Peut-être qu’ils n’avaient pas entièrement tort. Emmanuel Macron et Pedro Sanchez mais aussi de nombreux économistes italiens – de Marcellus Messori a Guido tabellini e Lorenzo Bini Smaghi – qui a recommandé de garder le dos droit dans les négociations sur les tarifs douaniers avec le président américain Donald Trump, en mettant les bonnes cartes sur table. Bien sûr, rien ne prouve comment les choses se seraient déroulées si ces conseils avaient été suivis, mais il existe certainement des preuves que la stratégie douce mise en œuvre par le président allemand de la Commission européenne… Ursula von der Leyen et recommandé par le Premier ministre italien, Giorgia Meloni, Soucieuse de ne pas contrarier Trump, elle n'a pas payé. Soyons francs : l'issue des négociations sur les tarifs douaniers ressemble davantage à une capitulation devant l'arrogance du magnat qu'à un accord. Made in Italy Le prix à payer est élevé – notamment dans les secteurs mécanique et alimentaire. Mais combien nous coûteront les achats américains d'énergie et d'armement ? – et l'espoir de Meloni de bénéficier d'un traitement de faveur de la part de Donald Trump, absent, s'est avéré vain. Ce sont surtout les pays qui en paieront le prix, comme Allemagne et Italie – qui ont une forte exposition commerciale aux États-Unis.Inspiration Il a calculé que l'Allemagne pourrait subir une contraction du PIB de 3% et l'Italie de 0,2%, mais il faut ajouter à cela la dévaluation du dollar par rapport à l'euro et ses effets sur nos exportations : « Pour un exportateur italien, en additionnant les droits de douane et le taux de change défavorable, la charge totale atteint 21%. »

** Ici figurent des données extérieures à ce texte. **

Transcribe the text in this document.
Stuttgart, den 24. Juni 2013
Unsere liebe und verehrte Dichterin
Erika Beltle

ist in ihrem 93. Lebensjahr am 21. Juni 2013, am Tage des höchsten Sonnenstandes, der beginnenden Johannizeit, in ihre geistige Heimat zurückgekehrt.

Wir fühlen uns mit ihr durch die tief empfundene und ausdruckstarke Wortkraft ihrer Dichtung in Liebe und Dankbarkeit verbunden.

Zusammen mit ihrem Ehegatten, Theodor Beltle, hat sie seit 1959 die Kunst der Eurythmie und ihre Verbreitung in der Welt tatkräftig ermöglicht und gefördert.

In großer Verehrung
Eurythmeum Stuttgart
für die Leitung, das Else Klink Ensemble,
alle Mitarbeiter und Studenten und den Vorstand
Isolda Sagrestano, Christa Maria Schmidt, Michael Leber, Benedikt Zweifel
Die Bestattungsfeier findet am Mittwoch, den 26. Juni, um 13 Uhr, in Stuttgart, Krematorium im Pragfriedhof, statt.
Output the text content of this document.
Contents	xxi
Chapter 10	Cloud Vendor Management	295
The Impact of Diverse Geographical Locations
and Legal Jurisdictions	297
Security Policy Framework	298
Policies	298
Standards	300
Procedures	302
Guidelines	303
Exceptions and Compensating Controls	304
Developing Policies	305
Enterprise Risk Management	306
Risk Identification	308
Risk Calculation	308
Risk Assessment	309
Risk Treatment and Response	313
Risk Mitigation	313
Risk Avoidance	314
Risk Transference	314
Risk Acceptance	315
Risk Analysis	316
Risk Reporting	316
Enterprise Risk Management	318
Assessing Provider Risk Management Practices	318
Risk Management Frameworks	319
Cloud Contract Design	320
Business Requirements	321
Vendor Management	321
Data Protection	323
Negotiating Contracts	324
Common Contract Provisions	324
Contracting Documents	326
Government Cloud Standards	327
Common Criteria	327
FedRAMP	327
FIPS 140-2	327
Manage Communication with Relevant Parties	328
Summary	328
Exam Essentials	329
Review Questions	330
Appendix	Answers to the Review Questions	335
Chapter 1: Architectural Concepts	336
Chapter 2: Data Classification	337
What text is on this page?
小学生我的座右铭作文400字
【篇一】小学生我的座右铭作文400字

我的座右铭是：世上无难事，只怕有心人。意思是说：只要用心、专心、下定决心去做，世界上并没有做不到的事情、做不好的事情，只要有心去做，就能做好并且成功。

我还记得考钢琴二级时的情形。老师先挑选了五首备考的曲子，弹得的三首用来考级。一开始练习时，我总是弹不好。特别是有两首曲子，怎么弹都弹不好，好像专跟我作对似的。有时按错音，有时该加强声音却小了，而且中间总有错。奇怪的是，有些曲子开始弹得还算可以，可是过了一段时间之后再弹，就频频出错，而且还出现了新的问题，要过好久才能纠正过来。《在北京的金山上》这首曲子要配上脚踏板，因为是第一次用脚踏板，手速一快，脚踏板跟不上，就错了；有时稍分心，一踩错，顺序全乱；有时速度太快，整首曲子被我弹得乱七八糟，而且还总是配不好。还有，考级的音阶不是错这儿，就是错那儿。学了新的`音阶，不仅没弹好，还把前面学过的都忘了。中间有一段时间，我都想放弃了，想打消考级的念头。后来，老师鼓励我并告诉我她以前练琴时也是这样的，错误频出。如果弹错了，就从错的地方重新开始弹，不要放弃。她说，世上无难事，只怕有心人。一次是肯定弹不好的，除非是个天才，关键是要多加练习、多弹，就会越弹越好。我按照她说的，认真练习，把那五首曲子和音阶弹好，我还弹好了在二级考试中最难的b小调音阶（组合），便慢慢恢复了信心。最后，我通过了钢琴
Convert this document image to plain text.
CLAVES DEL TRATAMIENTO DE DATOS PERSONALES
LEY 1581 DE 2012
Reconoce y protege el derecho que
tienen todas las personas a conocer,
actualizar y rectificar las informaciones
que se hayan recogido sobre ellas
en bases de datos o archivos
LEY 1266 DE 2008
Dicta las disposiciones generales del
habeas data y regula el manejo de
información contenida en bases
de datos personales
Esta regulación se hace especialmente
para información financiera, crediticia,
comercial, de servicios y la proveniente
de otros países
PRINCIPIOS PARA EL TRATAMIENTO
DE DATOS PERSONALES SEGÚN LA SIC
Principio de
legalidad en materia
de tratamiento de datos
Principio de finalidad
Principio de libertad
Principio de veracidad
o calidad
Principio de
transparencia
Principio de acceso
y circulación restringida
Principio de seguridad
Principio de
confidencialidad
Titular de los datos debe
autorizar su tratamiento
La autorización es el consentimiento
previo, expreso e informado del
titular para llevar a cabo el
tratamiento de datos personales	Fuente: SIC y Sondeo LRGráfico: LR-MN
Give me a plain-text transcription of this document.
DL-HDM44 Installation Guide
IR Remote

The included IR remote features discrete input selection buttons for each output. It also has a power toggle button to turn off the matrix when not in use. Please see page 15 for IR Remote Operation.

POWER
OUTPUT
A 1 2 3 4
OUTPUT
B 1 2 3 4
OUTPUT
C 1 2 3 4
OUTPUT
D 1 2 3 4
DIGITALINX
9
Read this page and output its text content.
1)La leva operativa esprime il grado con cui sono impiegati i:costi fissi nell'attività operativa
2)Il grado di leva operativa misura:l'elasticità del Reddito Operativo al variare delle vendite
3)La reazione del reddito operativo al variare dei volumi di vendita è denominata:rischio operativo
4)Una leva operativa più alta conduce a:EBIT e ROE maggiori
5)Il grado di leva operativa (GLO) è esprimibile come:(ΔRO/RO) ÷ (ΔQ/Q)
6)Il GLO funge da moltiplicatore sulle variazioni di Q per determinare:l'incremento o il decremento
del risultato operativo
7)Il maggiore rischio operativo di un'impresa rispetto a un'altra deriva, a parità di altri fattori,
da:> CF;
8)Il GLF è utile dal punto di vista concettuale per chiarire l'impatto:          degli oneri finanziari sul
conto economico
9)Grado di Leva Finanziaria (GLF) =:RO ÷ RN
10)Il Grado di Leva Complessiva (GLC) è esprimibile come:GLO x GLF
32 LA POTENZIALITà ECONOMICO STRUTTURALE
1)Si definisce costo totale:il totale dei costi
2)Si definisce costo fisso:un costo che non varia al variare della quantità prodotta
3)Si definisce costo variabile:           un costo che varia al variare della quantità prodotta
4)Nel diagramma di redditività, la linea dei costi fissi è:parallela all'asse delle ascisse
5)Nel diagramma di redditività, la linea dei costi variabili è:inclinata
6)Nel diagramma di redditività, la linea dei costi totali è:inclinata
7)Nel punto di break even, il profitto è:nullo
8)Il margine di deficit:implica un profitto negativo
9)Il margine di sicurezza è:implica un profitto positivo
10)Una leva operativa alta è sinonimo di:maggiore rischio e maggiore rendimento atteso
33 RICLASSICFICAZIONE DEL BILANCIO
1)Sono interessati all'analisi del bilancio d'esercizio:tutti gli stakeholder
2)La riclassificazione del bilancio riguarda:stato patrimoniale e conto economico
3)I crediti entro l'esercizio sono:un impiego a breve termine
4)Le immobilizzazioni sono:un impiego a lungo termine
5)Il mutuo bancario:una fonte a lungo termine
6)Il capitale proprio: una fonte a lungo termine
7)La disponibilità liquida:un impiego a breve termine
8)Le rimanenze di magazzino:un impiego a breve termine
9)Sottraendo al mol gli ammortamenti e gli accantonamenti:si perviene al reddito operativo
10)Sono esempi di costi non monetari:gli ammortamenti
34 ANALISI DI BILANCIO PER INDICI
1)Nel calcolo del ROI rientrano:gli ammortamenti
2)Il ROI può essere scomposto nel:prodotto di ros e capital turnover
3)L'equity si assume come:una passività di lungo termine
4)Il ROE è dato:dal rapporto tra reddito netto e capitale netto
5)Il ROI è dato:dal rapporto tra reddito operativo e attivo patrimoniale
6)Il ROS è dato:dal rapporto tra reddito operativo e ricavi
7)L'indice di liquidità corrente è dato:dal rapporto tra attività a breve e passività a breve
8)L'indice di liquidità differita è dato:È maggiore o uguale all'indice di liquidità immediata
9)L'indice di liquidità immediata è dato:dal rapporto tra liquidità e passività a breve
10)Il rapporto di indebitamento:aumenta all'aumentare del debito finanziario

Certains disent aujourd’hui qu’un mauvais accord est préférable à aucun accord, car les entreprises et les marchés trouvent enfin une certitude dans l’accord entre les États-Unis et l’UE et parce que les coûts d’une guerre commerciale auraient été dévastateurs, mais ces arguments ne sont pas convaincants, comme en témoigne la réaction initiale des marchés boursiers européens.
Tarifs douaniers : l’UE constate déjà un résultat terrible, mais qui peut garantir que 15 % est l’objectif ?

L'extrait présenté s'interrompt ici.